Spotify pulling out of Uruguay is bad for the whole music industry but it also fails to address the need for greater transparency along the royalty payment pathway.
Overnight Spotify made a statement that it would begin phasing out its service in Uruguay from 1 January next year in response to copyright reform to introduce ‘equitable remuneration’ for local musicians. According to Billboard and others, the Spotify service will close in Uruguay by February 2024. Obviously such action is bad for musicians, music fans, the music industry and for Spotify but this latest dummy spit by the service continues the practice of opacity in relation to the use of copyright material by platforms.

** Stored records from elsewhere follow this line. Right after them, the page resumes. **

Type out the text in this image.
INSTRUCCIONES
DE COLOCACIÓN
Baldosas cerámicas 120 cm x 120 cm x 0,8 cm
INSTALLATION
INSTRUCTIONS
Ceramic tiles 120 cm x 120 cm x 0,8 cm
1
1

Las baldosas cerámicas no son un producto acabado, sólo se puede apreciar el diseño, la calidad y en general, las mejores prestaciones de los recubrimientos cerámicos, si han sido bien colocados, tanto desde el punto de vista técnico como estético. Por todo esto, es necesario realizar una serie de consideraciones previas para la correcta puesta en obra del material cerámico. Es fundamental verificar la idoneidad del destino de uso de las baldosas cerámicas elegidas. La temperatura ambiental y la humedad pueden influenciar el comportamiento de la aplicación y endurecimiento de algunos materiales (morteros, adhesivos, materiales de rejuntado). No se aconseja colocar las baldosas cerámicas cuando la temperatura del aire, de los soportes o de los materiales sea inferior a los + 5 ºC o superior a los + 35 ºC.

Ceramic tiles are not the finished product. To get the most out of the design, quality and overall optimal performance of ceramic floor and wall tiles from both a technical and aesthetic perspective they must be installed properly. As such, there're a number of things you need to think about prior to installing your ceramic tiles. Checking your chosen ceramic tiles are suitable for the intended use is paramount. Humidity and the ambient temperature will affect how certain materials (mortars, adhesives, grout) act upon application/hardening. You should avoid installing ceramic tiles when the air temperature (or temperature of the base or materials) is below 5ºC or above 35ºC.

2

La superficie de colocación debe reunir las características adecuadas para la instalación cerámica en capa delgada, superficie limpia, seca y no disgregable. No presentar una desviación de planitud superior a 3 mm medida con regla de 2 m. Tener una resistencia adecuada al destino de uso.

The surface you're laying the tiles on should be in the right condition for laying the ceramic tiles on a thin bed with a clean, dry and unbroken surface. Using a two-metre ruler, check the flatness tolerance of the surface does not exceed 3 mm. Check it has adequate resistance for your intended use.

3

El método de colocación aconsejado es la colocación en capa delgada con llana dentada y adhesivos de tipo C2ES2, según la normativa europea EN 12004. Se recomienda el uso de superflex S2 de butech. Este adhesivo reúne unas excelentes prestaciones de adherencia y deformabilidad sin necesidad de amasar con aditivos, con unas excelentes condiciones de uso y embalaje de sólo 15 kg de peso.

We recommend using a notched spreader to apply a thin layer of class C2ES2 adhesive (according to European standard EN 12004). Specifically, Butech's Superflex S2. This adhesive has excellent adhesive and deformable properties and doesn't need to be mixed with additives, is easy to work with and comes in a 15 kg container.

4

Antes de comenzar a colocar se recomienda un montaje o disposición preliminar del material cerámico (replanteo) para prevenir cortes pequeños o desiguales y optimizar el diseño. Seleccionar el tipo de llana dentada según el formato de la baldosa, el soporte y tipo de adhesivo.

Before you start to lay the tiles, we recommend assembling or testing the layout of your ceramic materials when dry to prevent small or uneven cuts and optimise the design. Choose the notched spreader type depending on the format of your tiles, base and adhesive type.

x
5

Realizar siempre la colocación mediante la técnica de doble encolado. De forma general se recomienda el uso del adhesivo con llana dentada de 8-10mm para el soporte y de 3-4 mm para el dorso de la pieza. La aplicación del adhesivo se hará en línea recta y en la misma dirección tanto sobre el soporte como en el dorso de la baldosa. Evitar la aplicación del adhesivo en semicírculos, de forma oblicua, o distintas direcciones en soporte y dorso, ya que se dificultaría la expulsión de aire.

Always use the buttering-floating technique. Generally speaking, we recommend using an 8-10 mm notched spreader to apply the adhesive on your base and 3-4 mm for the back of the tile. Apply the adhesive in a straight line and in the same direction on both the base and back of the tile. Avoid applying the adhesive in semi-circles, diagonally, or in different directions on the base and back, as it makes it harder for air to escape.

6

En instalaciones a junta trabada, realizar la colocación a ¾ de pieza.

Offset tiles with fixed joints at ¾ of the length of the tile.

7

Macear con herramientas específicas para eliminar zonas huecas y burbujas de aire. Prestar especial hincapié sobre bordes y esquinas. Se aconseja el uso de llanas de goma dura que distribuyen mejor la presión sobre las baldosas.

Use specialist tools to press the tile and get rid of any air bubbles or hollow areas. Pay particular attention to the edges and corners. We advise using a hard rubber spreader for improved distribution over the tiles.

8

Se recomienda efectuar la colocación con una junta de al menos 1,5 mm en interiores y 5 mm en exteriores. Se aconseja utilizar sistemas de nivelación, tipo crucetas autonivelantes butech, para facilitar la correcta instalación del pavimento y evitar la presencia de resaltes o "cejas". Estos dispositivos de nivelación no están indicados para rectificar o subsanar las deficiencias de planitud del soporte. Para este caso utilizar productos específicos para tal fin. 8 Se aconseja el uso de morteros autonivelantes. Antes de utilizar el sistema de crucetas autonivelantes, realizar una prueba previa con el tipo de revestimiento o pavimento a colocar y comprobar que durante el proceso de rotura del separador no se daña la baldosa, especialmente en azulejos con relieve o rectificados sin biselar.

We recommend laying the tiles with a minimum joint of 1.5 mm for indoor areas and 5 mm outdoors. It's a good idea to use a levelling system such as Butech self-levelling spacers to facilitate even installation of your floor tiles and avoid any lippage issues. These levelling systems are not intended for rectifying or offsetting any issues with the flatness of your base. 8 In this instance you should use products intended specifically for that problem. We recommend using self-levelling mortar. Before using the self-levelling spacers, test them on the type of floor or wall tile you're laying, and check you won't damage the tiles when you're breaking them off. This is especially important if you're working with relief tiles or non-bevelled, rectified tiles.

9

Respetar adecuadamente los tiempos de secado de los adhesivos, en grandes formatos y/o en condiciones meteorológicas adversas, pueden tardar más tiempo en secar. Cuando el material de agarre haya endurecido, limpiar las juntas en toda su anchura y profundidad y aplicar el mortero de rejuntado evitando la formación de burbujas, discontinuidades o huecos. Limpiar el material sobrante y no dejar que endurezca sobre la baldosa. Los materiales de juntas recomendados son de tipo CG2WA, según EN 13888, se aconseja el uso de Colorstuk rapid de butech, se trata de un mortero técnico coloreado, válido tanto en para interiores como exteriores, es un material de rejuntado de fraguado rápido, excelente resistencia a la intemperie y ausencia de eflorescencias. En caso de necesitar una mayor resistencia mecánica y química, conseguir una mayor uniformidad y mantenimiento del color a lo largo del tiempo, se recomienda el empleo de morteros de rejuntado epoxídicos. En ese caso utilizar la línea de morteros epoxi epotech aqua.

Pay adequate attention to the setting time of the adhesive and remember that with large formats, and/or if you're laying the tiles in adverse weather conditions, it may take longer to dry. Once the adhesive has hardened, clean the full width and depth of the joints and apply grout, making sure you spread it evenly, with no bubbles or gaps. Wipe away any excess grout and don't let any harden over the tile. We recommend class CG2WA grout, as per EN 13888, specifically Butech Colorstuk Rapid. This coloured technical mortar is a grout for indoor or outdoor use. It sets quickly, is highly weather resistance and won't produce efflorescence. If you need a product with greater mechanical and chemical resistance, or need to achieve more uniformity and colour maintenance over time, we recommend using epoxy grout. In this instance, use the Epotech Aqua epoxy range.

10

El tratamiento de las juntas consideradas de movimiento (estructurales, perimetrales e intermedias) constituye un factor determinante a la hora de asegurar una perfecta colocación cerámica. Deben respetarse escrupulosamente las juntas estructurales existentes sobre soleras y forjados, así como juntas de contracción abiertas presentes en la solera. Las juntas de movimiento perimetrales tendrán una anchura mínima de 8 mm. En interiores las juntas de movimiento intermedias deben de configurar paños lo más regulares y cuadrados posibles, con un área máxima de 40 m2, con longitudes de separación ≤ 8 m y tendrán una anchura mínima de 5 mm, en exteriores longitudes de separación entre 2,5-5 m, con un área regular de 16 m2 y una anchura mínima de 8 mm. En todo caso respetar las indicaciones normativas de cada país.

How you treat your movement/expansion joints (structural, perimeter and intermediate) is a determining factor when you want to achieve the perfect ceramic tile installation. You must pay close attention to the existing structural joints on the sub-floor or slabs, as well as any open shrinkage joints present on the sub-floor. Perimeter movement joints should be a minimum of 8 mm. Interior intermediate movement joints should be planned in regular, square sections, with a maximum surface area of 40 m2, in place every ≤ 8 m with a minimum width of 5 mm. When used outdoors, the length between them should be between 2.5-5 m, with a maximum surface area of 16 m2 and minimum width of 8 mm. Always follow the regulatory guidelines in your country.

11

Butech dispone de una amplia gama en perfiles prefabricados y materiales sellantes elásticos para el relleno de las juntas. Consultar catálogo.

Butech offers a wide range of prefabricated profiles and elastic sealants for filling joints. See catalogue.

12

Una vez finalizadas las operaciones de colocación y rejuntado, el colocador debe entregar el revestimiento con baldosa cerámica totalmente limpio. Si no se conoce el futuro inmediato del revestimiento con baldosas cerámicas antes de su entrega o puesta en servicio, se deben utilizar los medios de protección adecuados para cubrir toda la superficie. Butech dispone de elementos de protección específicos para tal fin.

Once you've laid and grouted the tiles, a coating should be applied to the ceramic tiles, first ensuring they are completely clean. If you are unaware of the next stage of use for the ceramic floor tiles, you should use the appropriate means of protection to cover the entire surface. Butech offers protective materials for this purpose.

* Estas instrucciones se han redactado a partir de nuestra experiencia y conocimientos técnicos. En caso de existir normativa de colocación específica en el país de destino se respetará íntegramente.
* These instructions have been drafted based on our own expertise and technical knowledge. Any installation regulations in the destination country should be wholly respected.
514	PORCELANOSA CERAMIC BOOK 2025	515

The stoush comes after the Asamblea General (General Assembly) of Uruguay passed legislation to increase royalties received by local musicians. Spotify’s concern is about who will have to pay up. According to Spotify, it is unclear whether music streaming services or rights owner organisations will be responsible for the increase in royalties under the scheme. It is reported a spokesperson for Spotify said in a statement: “Spotify already pays nearly 70% of every dollar it generates from music to the record labels and publishers that own the rights for music, and represent and pay artists and songwriters. Any additional payments would make our business untenable.”
The validity of such a claim is difficult to determine, but just last month the music streaming service reported that total revenue grew 11 per cent year-over-year (YOY) to €3.4 billion in their Third Quarter 2023 Earnings. While the numbers are boggling, what they mean for individual musicians is harder to ascertain. Industry initiatives such as Spotify’s own Loud & Clear website are glossy PR efforts to ‘do transparency’ that gloss over the real data needed to analyse and scrutinise royalty payments in any meaningful way for artists.
As Cory Doctorow and Professor Rebecca Giblin explore in Chokepoint Capitalism, platforms use anti-competitive models to lock in users and suppliers to eliminate competition and drive down what they pay to artists and suppliers. A lack of transparency around royalty payments data is part of the flywheel.